= Doxachi Hurmuzachi =

Doxachi Hurmuzachi (September 6, 1782-March 30, 1857) was an ethnic Romanian boyar from the Duchy of Bukovina.

The Hurmuzachi family traced its origins to the Moldavian boyar Cârstea (ca. 1660 — before 1742), high Pitar (bread supplier), related to Prince George Ducas. His son, baptized Hurmuzachi (ca. 1685 — 1738), Logofăt and Vornic of Botoșani, was the founder of the family, the descendants keeping his name.
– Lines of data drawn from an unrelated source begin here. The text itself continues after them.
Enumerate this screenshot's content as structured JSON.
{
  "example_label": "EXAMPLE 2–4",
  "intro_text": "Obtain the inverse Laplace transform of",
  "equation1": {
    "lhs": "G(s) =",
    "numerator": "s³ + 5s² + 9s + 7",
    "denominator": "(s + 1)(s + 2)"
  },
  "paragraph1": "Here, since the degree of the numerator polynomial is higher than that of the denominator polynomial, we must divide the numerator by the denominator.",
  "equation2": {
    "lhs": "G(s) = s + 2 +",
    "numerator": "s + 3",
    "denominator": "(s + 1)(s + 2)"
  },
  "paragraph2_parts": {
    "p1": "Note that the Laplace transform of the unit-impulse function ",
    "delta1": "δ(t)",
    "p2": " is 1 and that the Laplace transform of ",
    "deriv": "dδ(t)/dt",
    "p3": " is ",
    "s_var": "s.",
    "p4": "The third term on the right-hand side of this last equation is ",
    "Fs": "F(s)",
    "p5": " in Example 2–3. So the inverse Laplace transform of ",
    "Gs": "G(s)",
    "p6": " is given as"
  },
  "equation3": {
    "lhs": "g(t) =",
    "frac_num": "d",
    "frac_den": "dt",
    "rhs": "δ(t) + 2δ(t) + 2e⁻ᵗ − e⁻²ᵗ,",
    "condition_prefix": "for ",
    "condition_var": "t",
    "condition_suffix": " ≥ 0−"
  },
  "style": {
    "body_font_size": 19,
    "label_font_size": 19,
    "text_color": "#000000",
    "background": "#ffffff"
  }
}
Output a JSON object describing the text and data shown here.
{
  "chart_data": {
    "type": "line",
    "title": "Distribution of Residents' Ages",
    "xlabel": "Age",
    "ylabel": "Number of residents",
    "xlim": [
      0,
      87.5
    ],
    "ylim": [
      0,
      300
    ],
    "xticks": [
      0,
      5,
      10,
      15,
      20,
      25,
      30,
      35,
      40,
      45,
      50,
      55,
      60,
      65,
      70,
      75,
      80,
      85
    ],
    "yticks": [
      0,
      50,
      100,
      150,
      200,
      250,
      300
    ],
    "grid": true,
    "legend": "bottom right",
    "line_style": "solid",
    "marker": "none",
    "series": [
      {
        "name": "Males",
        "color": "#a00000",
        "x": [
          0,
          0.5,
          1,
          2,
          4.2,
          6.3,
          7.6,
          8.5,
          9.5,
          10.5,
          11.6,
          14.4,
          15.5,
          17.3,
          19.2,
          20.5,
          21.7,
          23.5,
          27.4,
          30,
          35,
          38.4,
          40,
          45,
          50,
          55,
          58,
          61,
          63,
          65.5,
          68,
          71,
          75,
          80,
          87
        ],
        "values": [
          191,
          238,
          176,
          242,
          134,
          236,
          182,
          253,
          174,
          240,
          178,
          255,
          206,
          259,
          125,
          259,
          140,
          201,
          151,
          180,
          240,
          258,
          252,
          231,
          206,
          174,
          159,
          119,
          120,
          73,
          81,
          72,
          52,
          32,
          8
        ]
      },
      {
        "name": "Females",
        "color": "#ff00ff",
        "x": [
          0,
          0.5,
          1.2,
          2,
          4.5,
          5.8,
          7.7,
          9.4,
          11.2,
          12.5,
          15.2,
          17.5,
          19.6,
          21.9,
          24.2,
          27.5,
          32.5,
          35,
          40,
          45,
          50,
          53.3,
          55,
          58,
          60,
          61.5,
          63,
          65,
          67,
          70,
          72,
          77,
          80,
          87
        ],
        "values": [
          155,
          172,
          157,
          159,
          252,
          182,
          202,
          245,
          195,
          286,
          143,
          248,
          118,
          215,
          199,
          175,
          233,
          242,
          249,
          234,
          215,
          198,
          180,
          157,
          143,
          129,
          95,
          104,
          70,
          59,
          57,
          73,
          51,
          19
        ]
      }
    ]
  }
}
Doxachi was born in Horodiștea, Botoșani County. His father Constantin was a Medelnicer (hand-washer). He inherited the Cernăuca estat near Cernăuți, setting there in 1804. He helped initiate the Romanian national movement in Bukovina, later enlisting the five sons he had with his wife Ilinca, the Hurmuzachi brothers. A dual citizen of Austria and Moldavia, he kept close ties to the latter's capital Iași. The Prince of Moldavia conferred on him the titles of Căminar (tax collector, 1819), high Aga (1827) and high Vornic. A cultured man, he knew Greek, translating a religious text in 1848. The same year, he sheltered Moldavian revolutionaries (such as Alexandru Ioan Cuza, Vasile Alecsandri, Gheorghe Sion and Mihail Kogălniceanu), spurring a revival of Romanian politics and culture in Bukovina. He became a symbol for Romanian patriots, and his political testament was regarded as sacrosanct by his followers.